Los efectos comenzaron a ser palpables tras unos pocos años de Locura. Aquel extraño aguardiente que los británicos llamaban «gin» contenía 91 grados etílicos (hoy en día una ginebra al uso ronda los 45). Frente a la nutritiva cerveza, el «gin» no aportaba energía para una dura jornada. «La alta graduación, las deficiencias alimentarias y los bajos índices de masa corporal formaban la combinación perfecta para el desastre». Pero mientras Londres seguía incesantemente borracha y los «gin shops» crecían exponencialmente, el pánico comenzaba a apoderarse poco a poco de la población y la ginebra iba adquiriendo fama de demoníaca. Varios incidentes criminales reforzaron la idea de que el «gin» que toda Londres bebía a todas horas amenazaba con destruir la convivencia en Inglaterra. Los partes policiales de trifulcas, asesinatos y hasta infanticidios contenían a menudo la misma palabra: ginebra. Y lo más sobrecogedor era que aquel brebaje había dado el salto a las provincias. «Si el consumo de esta ponzoña continúa al ritmo actual, en veinte años quedará poca gente para beberla», advertía el popular escritor Henry Fielding.
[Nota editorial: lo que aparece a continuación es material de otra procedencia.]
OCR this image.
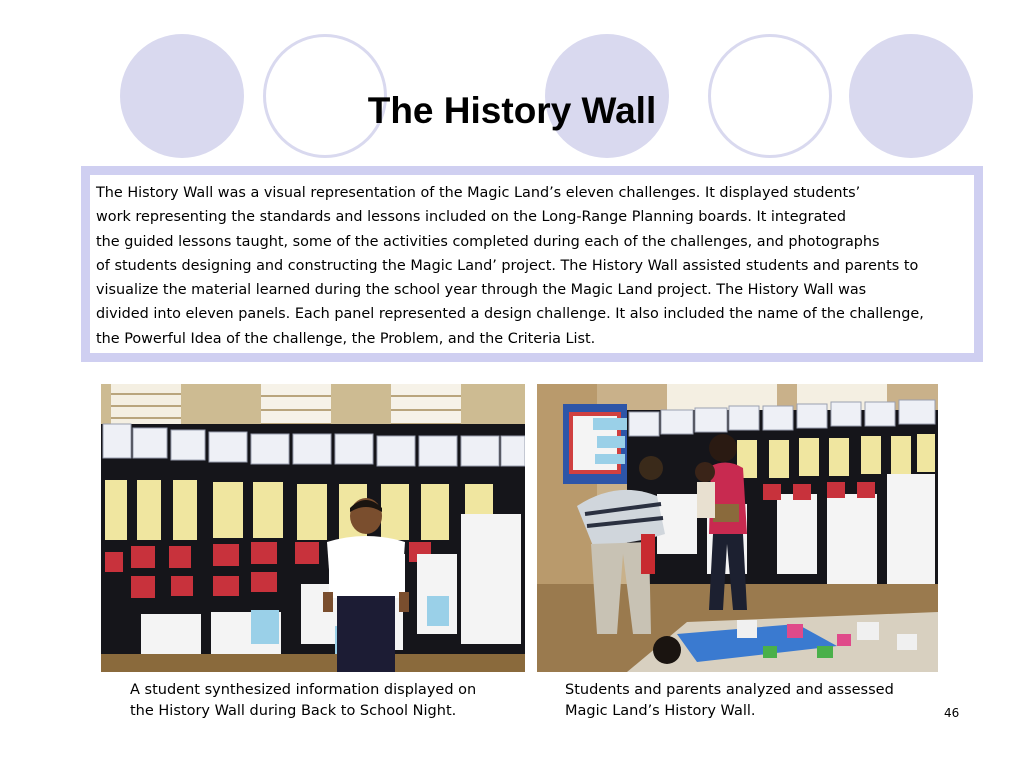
The History Wall
The History Wall was a visual representation of the Magic Land’s eleven challenges. It displayed students’
work representing the standards and lessons included on the Long-Range Planning boards. It integrated
the guided lessons taught, some of the activities completed during each of the challenges, and photographs
of students designing and constructing the Magic Land’ project. The History Wall assisted students and parents to
visualize the material learned during the school year through the Magic Land project. The History Wall was
divided into eleven panels. Each panel represented a design challenge. It also included the name of the challenge,
the Powerful Idea of the challenge, the Problem, and the Criteria List.
A student synthesized information displayed on
the History Wall during Back to School Night.
Students and parents analyzed and assessed
Magic Land’s History Wall.	46
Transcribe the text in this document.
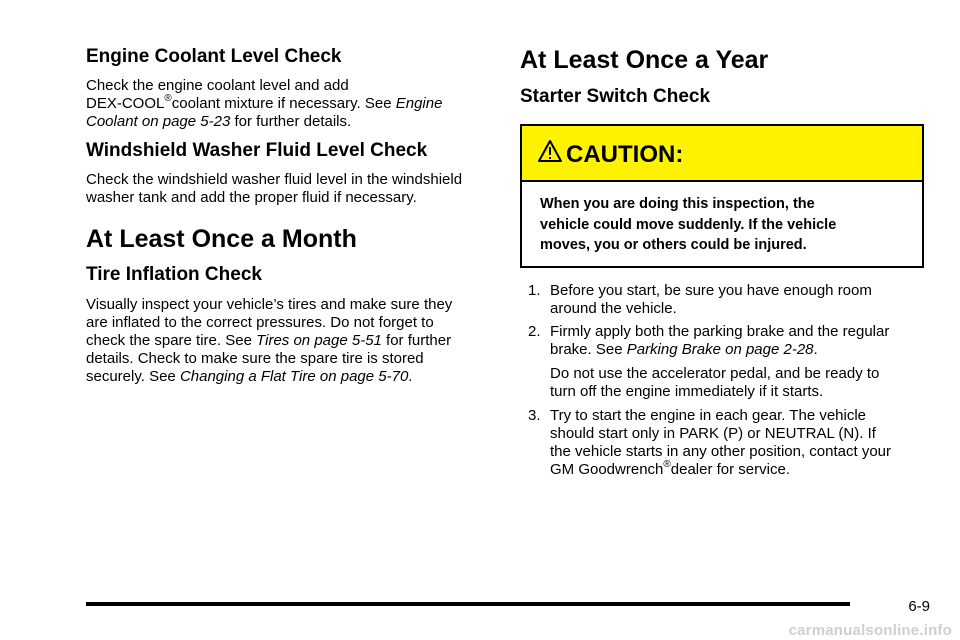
Engine Coolant Level Check

Check the engine coolant level and add

DEX-COOL®coolant mixture if necessary. See Engine

Coolant on page 5-23 for further details.

Windshield Washer Fluid Level Check

Check the windshield washer fluid level in the windshield

washer tank and add the proper fluid if necessary.

At Least Once a Month
Tire Inflation Check

Visually inspect your vehicle’s tires and make sure they

are inflated to the correct pressures. Do not forget to

check the spare tire. See Tires on page 5-51 for further

details. Check to make sure the spare tire is stored

securely. See Changing a Flat Tire on page 5-70.

At Least Once a Year
Starter Switch Check
CAUTION:
When you are doing this inspection, the
vehicle could move suddenly. If the vehicle
moves, you or others could be injured.
1. Before you start, be sure you have enough room
around the vehicle.
2. Firmly apply both the parking brake and the regular
brake. See Parking Brake on page 2-28.
Do not use the accelerator pedal, and be ready to
turn off the engine immediately if it starts.
3. Try to start the engine in each gear. The vehicle
should start only in PARK (P) or NEUTRAL (N). If
the vehicle starts in any other position, contact your
GM Goodwrench®dealer for service.
6-9
carmanualsonline.info
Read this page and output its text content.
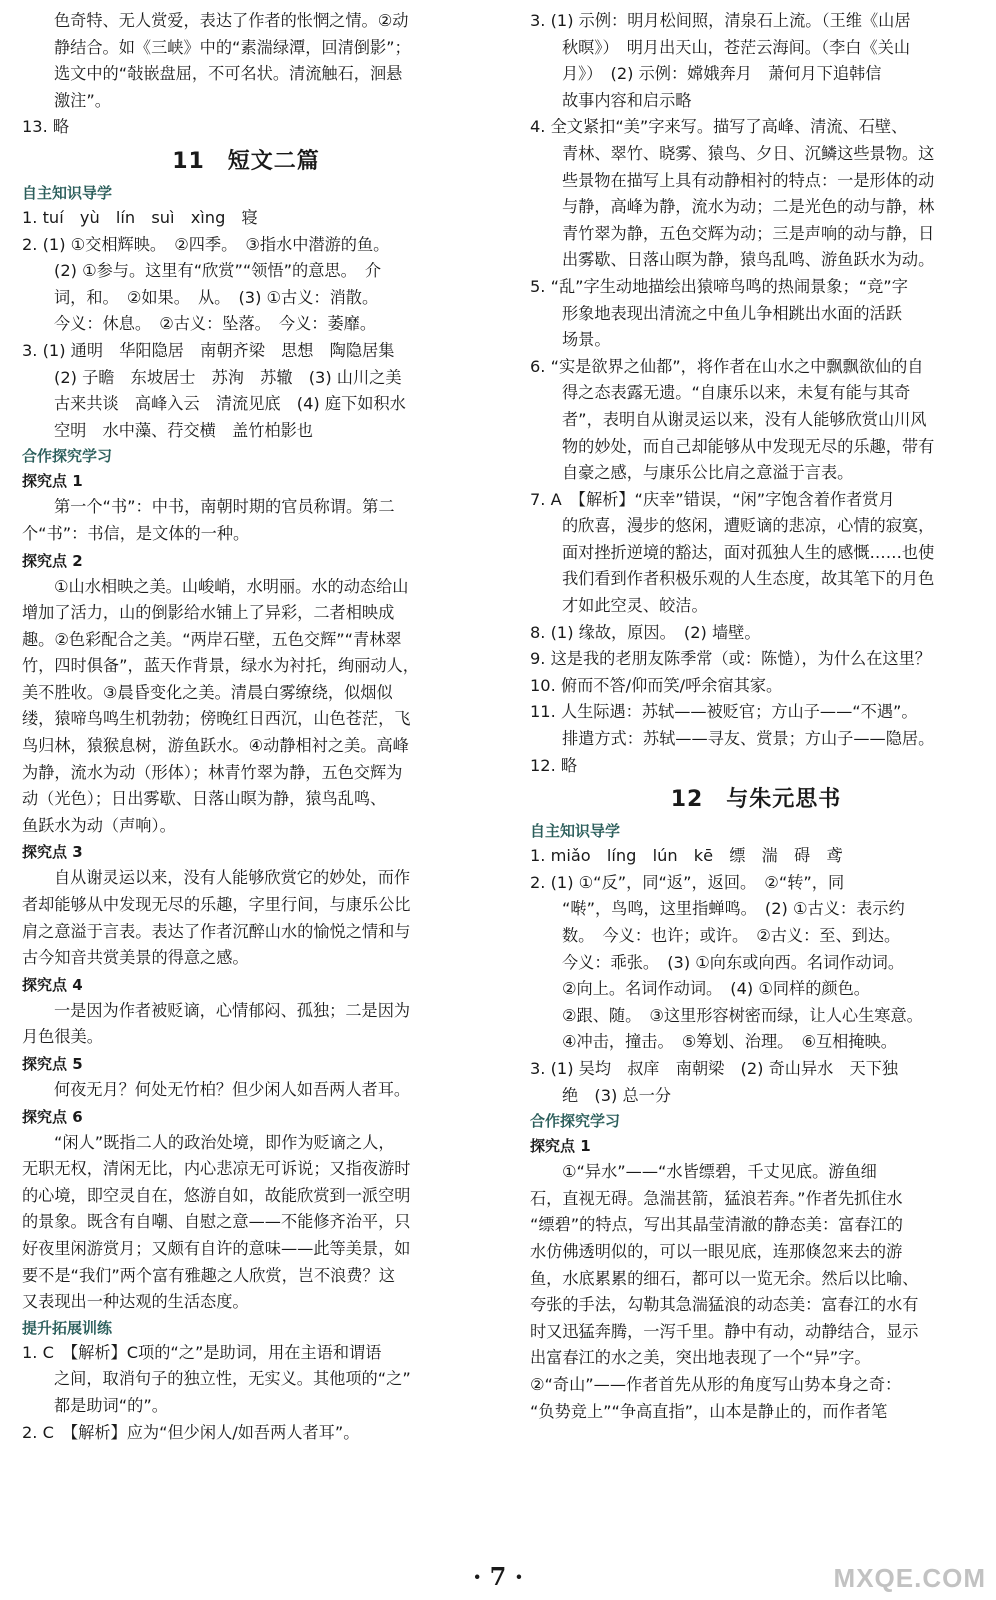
色奇特、无人赏爱，表达了作者的怅惘之情。②动
静结合。如《三峡》中的“素湍绿潭，回清倒影”；
选文中的“敧嵌盘屈，不可名状。清流触石，洄悬
激注”。
13. 略
11　短文二篇
自主知识导学
1. tuí　yù　lín　suì　xìng　寝
2. (1) ①交相辉映。　②四季。　③指水中潜游的鱼。
(2) ①参与。这里有“欣赏”“领悟”的意思。　介
词，和。　②如果。　从。　(3) ①古义：消散。
今义：休息。　②古义：坠落。　今义：萎靡。
3. (1) 通明　华阳隐居　南朝齐梁　思想　陶隐居集
(2) 子瞻　东坡居士　苏洵　苏辙　(3) 山川之美
古来共谈　高峰入云　清流见底　(4) 庭下如积水
空明　水中藻、荇交横　盖竹柏影也
合作探究学习
探究点 1
第一个“书”：中书，南朝时期的官员称谓。第二
个“书”：书信，是文体的一种。
探究点 2
①山水相映之美。山峻峭，水明丽。水的动态给山
增加了活力，山的倒影给水铺上了异彩，二者相映成
趣。②色彩配合之美。“两岸石壁，五色交辉”“青林翠
竹，四时俱备”，蓝天作背景，绿水为衬托，绚丽动人，
美不胜收。③晨昏变化之美。清晨白雾缭绕，似烟似
缕，猿啼鸟鸣生机勃勃；傍晚红日西沉，山色苍茫，飞
鸟归林，猿猴息树，游鱼跃水。④动静相衬之美。高峰
为静，流水为动（形体）；林青竹翠为静，五色交辉为
动（光色）；日出雾歇、日落山暝为静，猿鸟乱鸣、
鱼跃水为动（声响）。
探究点 3
自从谢灵运以来，没有人能够欣赏它的妙处，而作
者却能够从中发现无尽的乐趣，字里行间，与康乐公比
肩之意溢于言表。表达了作者沉醉山水的愉悦之情和与
古今知音共赏美景的得意之感。
探究点 4
一是因为作者被贬谪，心情郁闷、孤独；二是因为
月色很美。
探究点 5
何夜无月？何处无竹柏？但少闲人如吾两人者耳。
探究点 6
“闲人”既指二人的政治处境，即作为贬谪之人，
无职无权，清闲无比，内心悲凉无可诉说；又指夜游时
的心境，即空灵自在，悠游自如，故能欣赏到一派空明
的景象。既含有自嘲、自慰之意——不能修齐治平，只
好夜里闲游赏月；又颇有自许的意味——此等美景，如
要不是“我们”两个富有雅趣之人欣赏，岂不浪费？这
又表现出一种达观的生活态度。
提升拓展训练
1. C　【解析】C项的“之”是助词，用在主语和谓语
之间，取消句子的独立性，无实义。其他项的“之”
都是助词“的”。
2. C　【解析】应为“但少闲人/如吾两人者耳”。
3. (1) 示例：明月松间照，清泉石上流。（王维《山居
秋暝》）　明月出天山，苍茫云海间。（李白《关山
月》）　(2) 示例：嫦娥奔月　萧何月下追韩信
故事内容和启示略
4. 全文紧扣“美”字来写。描写了高峰、清流、石壁、
青林、翠竹、晓雾、猿鸟、夕日、沉鳞这些景物。这
些景物在描写上具有动静相衬的特点：一是形体的动
与静，高峰为静，流水为动；二是光色的动与静，林
青竹翠为静，五色交辉为动；三是声响的动与静，日
出雾歇、日落山暝为静，猿鸟乱鸣、游鱼跃水为动。
5. “乱”字生动地描绘出猿啼鸟鸣的热闹景象；“竞”字
形象地表现出清流之中鱼儿争相跳出水面的活跃
场景。
6. “实是欲界之仙都”，将作者在山水之中飘飘欲仙的自
得之态表露无遗。“自康乐以来，未复有能与其奇
者”，表明自从谢灵运以来，没有人能够欣赏山川风
物的妙处，而自己却能够从中发现无尽的乐趣，带有
自豪之感，与康乐公比肩之意溢于言表。
7. A　【解析】“庆幸”错误，“闲”字饱含着作者赏月
的欣喜，漫步的悠闲，遭贬谪的悲凉，心情的寂寞，
面对挫折逆境的豁达，面对孤独人生的感慨……也使
我们看到作者积极乐观的人生态度，故其笔下的月色
才如此空灵、皎洁。
8. (1) 缘故，原因。　(2) 墙壁。
9. 这是我的老朋友陈季常（或：陈慥），为什么在这里？
10. 俯而不答/仰而笑/呼余宿其家。
11. 人生际遇：苏轼——被贬官；方山子——“不遇”。
排遣方式：苏轼——寻友、赏景；方山子——隐居。
12. 略
12　与朱元思书
自主知识导学
1. miǎo　líng　lún　kē　缥　湍　碍　鸢
2. (1) ①“反”，同“返”，返回。　②“转”，同
“啭”，鸟鸣，这里指蝉鸣。　(2) ①古义：表示约
数。　今义：也许；或许。　②古义：至、到达。
今义：乖张。　(3) ①向东或向西。名词作动词。
②向上。名词作动词。　(4) ①同样的颜色。
②跟、随。　③这里形容树密而绿，让人心生寒意。
④冲击，撞击。　⑤筹划、治理。　⑥互相掩映。
3. (1) 吴均　叔庠　南朝梁　(2) 奇山异水　天下独
绝　(3) 总一分
合作探究学习
探究点 1
①“异水”——“水皆缥碧，千丈见底。游鱼细
石，直视无碍。急湍甚箭，猛浪若奔。”作者先抓住水
“缥碧”的特点，写出其晶莹清澈的静态美：富春江的
水仿佛透明似的，可以一眼见底，连那倏忽来去的游
鱼，水底累累的细石，都可以一览无余。然后以比喻、
夸张的手法，勾勒其急湍猛浪的动态美：富春江的水有
时又迅猛奔腾，一泻千里。静中有动，动静结合，显示
出富春江的水之美，突出地表现了一个“异”字。
②“奇山”——作者首先从形的角度写山势本身之奇：
“负势竞上”“争高直指”，山本是静止的，而作者笔
· 7 ·	MXQE.COM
Pero, ¿quién podía detener aquella locura colectiva? Aparentemente, los mismos que la habían fomentado, los gobiernos. Y, a pesar de los pingües beneficios que la elaboración y los impuestos de la ginebra reportaban a las clases dominantes, la presión de la opinión pública era cada vez más onerosa. Había comenzado la caza a la ginebra. «De 1729 a 1751 –explica Solmonson–, el Parlamento promulgó ocho leyes que gravaban el comercio de ginebra, imponían tasas a las licencias de los taberneros y ofrecían recompensas a los informantes». Aquella cruzada fue más ardua de lo esperado y el «gin» se sobrepuso a quienes trataban –por motivos religiosos o de paz social– de eliminarla. No fue hasta 1751 cuando, tres décadas después del inicio de aquella Locura, el furor comenzó a decrecer.
Acabar con la causa
«La ley de 1751 explotó el miedo de la gente sugiriendo que, si se lograba eliminar la causa del delito (la ginebra), la delincuencia desaparecería. Las tasas sobre los licores subieron más de un 50%, se prohibió a los destiladores suministrar aguardiente a locales sin licencia y se cerraron las pequeñas tabernas». El «gin» estaba siendo estrangulado y la cerveza aprovechó la coyuntura para retomar su lugar preponderante en el alma (y el gaznate) de los ingleses. Junto a ella, otro de los clásico de Gran Bretaña, el ron, había logrado seducir a los marineros. La ginebra pasó a ser una bebida minoritaria, una vieja pesadilla etílica. Londres despertaba de la resaca.